E desafiadora em um mundo que nos empurra para consumir
Eu acredito que poupar parte de nossa renda seja uma qualidade moral positiva, talvez até um traço de caráter e personalidade, o qual dialoga com a paciência e a prudência – prudência desde que a poupança não seja investida em ativos e oportunidades hiper arriscadas e com altíssimo risco de não funcionar.
Somos bombardeados pela TV, pelas telas de celulares e pelo ambiente urbano com inúmeros anúncios incentivando o consumo.

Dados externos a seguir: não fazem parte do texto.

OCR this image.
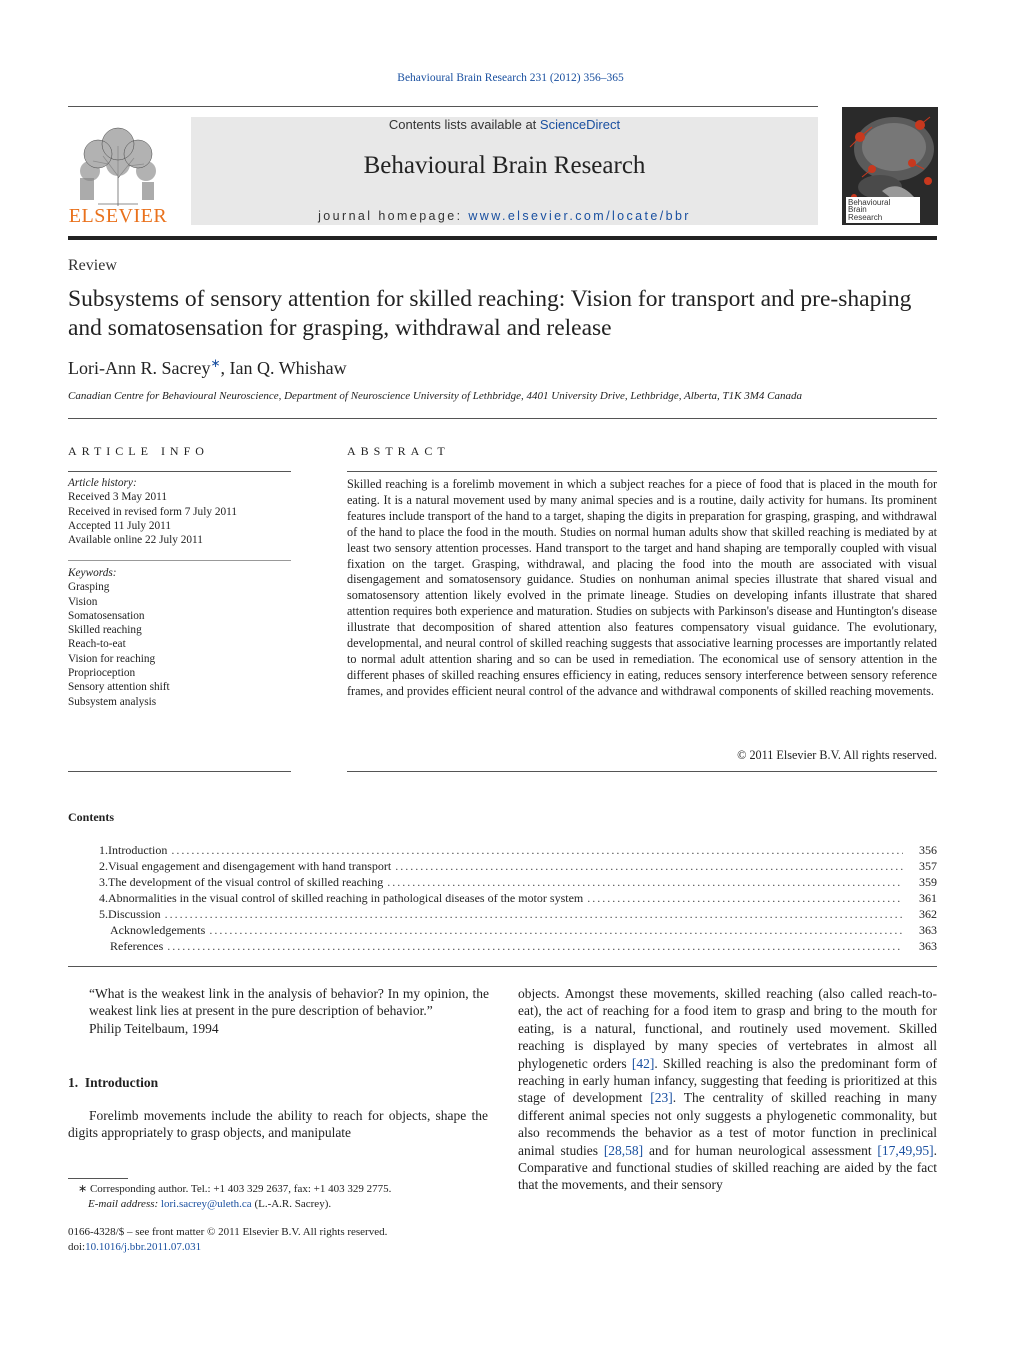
Behavioural Brain Research 231 (2012) 356–365
ELSEVIER
Contents lists available at ScienceDirect
Behavioural Brain Research
journal homepage: www.elsevier.com/locate/bbr
Behavioural
Brain
Research
Review
Subsystems of sensory attention for skilled reaching: Vision for transport and pre-shaping and somatosensation for grasping, withdrawal and release
Lori-Ann R. Sacrey∗, Ian Q. Whishaw
Canadian Centre for Behavioural Neuroscience, Department of Neuroscience University of Lethbridge, 4401 University Drive, Lethbridge, Alberta, T1K 3M4 Canada
ARTICLE INFO
Article history:
Received 3 May 2011
Received in revised form 7 July 2011
Accepted 11 July 2011
Available online 22 July 2011
Keywords:
Grasping
Vision
Somatosensation
Skilled reaching
Reach-to-eat
Vision for reaching
Proprioception
Sensory attention shift
Subsystem analysis
ABSTRACT
Skilled reaching is a forelimb movement in which a subject reaches for a piece of food that is placed in the mouth for eating. It is a natural movement used by many animal species and is a routine, daily activity for humans. Its prominent features include transport of the hand to a target, shaping the digits in preparation for grasping, grasping, and withdrawal of the hand to place the food in the mouth. Studies on normal human adults show that skilled reaching is mediated by at least two sensory attention processes. Hand transport to the target and hand shaping are temporally coupled with visual fixation on the target. Grasping, withdrawal, and placing the food into the mouth are associated with visual disengagement and somatosensory guidance. Studies on nonhuman animal species illustrate that shared visual and somatosensory attention likely evolved in the primate lineage. Studies on developing infants illustrate that shared attention requires both experience and maturation. Studies on subjects with Parkinson's disease and Huntington's disease illustrate that decomposition of shared attention also features compensatory visual guidance. The evolutionary, developmental, and neural control of skilled reaching suggests that associative learning processes are importantly related to normal adult attention sharing and so can be used in remediation. The economical use of sensory attention in the different phases of skilled reaching ensures efficiency in eating, reduces sensory interference between sensory reference frames, and provides efficient neural control of the advance and withdrawal components of skilled reaching movements.
© 2011 Elsevier B.V. All rights reserved.
Contents
1. Introduction . . .	356
2. Visual engagement and disengagement with hand transport . . .	357
3. The development of the visual control of skilled reaching . . .	359
4. Abnormalities in the visual control of skilled reaching in pathological diseases of the motor system . . .	361
5. Discussion . . .	362
Acknowledgements . . .	363
References . . .	363
“What is the weakest link in the analysis of behavior? In my opinion, the weakest link lies at present in the pure description of behavior.”
Philip Teitelbaum, 1994
1.  Introduction
Forelimb movements include the ability to reach for objects, shape the digits appropriately to grasp objects, and manipulate
objects. Amongst these movements, skilled reaching (also called reach-to-eat), the act of reaching for a food item to grasp and bring to the mouth for eating, is a natural, functional, and routinely used movement. Skilled reaching is displayed by many species of vertebrates in almost all phylogenetic orders [42]. Skilled reaching is also the predominant form of reaching in early human infancy, suggesting that feeding is prioritized at this stage of development [23]. The centrality of skilled reaching in many different animal species not only suggests a phylogenetic commonality, but also recommends the behavior as a test of motor function in preclinical animal studies [28,58] and for human neurological assessment [17,49,95]. Comparative and functional studies of skilled reaching are aided by the fact that the movements, and their sensory
∗ Corresponding author. Tel.: +1 403 329 2637, fax: +1 403 329 2775.
E-mail address: lori.sacrey@uleth.ca (L.-A.R. Sacrey).
0166-4328/$ – see front matter © 2011 Elsevier B.V. All rights reserved.
doi:10.1016/j.bbr.2011.07.031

Mais do que isso, relacionando-o com satisfação, felicidade e completude. Todos artistas em propagandas sorriem, mostram felicidade. “Consuma para também ser assim!” Nossos círculos sociais possivelmente colocam mais pressão sobre o consumo e o gasto. Comprar ou trocar de carro, viajar para lugares marcantes, adquirir algum procedimento estético, comprar determinada roupa – as possibilidades de consumir são muitas.
Mas quem elogia, incentiva e promove o ato de poupar? O ato de postergar, de dizer não ao consumo? Ao ato de apontar que iremos sacrificar um benefício no presente para colher algo melhor e mais razoável no futuro? Mas que futuro? E o que dizer da dopamina?! Já leu sobre alguém poupar e isso gerar dopamina? Se sim, acredito que sejam raros os casos. Mas consumir e elevar a dopamina, momentaneamente, dado que quase todo ato de consumo é fugaz, pois o aumento na felicidade e saciedade são transitórios. Há pouca torcida para a poupança, ao passo que para o consumo há todo um planeta incentivando-o.
Eu concordo que é difícil dizer não ao consumo e sim à poupança. Ganhamos nada no presente com a economia de recursos, mas ganhamos algo concreto com o consumo. O componente temporal não joga a favor da poupança – poupança envolve vários períodos, o longo prazo. E o que sabemos do longo prazo? E desde quando poupar sufoca a dor que vivemos? Já viu em algum filme o rapaz com coração partido que resolveu poupar para ter um alívio da dor? Não. Mas sempre vemos pessoas tristes consumindo para aliviar a dor.
Concordo com a afirmação de que, no geral, com algumas exceções, somos curto prazistas, queremos o prazer agora, e não no futuro. Também há evidência de que as últimas gerações são mais ansiosas do que as passadas, piorando ainda mais a disciplina de poupar. Finalmente, o marketing tem progredido muito, utilizando nossos vieses cognitivos e emocionais para nos conduzir a comprar mais e mais.
E o que dizer de nossas inseguranças? Quem nunca consumiu pensando em elevar o seu valor social? O candidato óbvio costuma ser o carro ou viagens luxuosas, juntamente com roupas caríssimas. Compensar a falta interior com bens exteriores. Não funciona, mas isso é impeditivo para nós? E que fique registrado que eu assim já agi! E pense ainda no efeito das redes sociais, que aumentaram ainda mais a comparação entre nós!
Dadas essas considerações, eu avalio que poupar é se colocar contra toda essa máquina social que nos empurra para consumir (e nunca ficar totalmente satisfeito com o consumo realizado). É se posicionar dizendo que acredita no futuro, na paciência, no freio aos nossos impulsos e ambições. É ter disciplina de cortar gastos aqui e ali para que surja espaço no orçamento para investir. Deve-se ser assertivo para poupar, pois me parece que se deixarmos no automático, nossa renda tenderia ao consumo.